AMD, a client of mine, is working on processors based on both standards.  The company has been headed in this direction for more than two years (taking a date from AnandTech).

Last week, AMD hosted a conference for industry analysts in Austin, Texas, to bring the community up to speed on its efforts.  Of course, the company wouldn’t talk about future products in any detail, and when it did, the information was under non-disclosure.  So, I can tell you that it will be smaller than a breadbox and not much else.

Nonetheless, I tried to pry more out whatever executives I could lay my hands on.  I found a good one and over dinner plied him with strong drink.

Phil Rogers, a longtime AMD Fellow, diffident Brit, chief system architect, and president of the Heterogeneous Systems Architecture (HSA) Foundation, was pleased about things in a measured sort of way.  Mainly, he was glad to be involved in the design of an entire architecture, which is his job these days.

He noted that when he worked at ATI Technologies, which was acquired by AMD, he had only graphics under his wing.  These days graphics, central processing, and much else in the computing complex lie on the same chip.  The so-called “system-on-a-chip” (SoC) contains most if not all of the system (processor, graphics, video, image processing, audio, security, memory controller, and I/O).  In a unified architecture, all these elements are “aware” of each other and balanced properly, which delivers benefits in both computing speed and power consumption.  Executing a task on the right sort of engine is faster and more efficient.  More-efficient power consumption translates directly to longer battery life.
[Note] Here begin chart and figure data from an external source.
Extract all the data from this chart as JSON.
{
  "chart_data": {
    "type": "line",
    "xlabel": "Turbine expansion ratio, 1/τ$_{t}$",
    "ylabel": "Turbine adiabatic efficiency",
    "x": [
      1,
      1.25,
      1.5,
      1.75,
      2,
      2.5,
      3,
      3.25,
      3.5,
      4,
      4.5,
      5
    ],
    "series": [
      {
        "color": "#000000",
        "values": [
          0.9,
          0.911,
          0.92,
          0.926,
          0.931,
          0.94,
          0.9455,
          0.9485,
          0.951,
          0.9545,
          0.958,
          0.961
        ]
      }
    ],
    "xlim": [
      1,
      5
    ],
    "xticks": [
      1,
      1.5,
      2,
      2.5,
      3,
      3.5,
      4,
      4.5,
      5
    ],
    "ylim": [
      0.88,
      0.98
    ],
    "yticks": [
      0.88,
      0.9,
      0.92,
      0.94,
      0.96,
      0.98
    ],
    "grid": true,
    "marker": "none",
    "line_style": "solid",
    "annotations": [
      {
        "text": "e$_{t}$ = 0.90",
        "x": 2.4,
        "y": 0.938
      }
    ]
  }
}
The head of the central processing unit (CPU) team, Jim Keller, is a formidable design manager and CPU architect.  Rogers enjoys the privilege of being able to communicate his architectural vision to Keller and see it come to life.  Keller helped AMD best Intel once, before taking a path that led through Apple and eventually back to AMD.  His counterpart, Raja Koduri, with equally deep credentials, including a stint at Apple, has the parallel job on the graphics side.  These two men and their teams are busy putting flesh on that bones that Rogers has laid out.

Thanks to AMD's current hegemony in gaming consoles (wins with all three major makers: Microsoft , Sony , and Nintendo ), the company is enjoying a bit of a respite from the worst of its financial stress, but there is a question of how long this market will hold up.

Rogers asserted that the console wins, based in large part on AMD’s graphics capabilities as well as its ability to customize chips on behalf of particular customers, represent a durable asset.  Even if part of the gaming market moves to cloud-based streaming technologies, he says, the ability to crunch visual data and pump it to a display will still be needed in the cloud.

I don’t want to work the Easter metaphor too hard, but AMD’s architecture will in effect rise up to the cloud from its current embodiment in endpoints.  Banks of efficient SoCs will be needed to drive real-time gaming processing in large server farms, which will then stream game play Gaikai-style to high-mobility endpoints like phones and tablets.

Despite its current fortuitous position in consoles and a history as a gaming champion, AMD is trying to soften its image a bit.

Chief Marketing Officer Colette LaForce, late of Dell , Rackable Systems, and Accenture , has put together a campaign called “If It Can Game,” which highlights how the same technology that aces gaming can be used for other things, like watching video or performing multiple computing tasks at the same time.

As part of this new campaign, AMD has moved from stark red and black imagery to creative with a friendlier set of colors (even if the characters still often wield high-tech weapons).

And that suits Rogers just fine.  As the evening progressed, he admitted that he "felt constrained" by the old corporate image, which was heavily colored by a first-person-shooter ethos, and is glad to be working toward a broader future in which x86 and ARM 64 blocks embodied in three-dimensional silicon with ever tinier features will enable a wide variety of applications.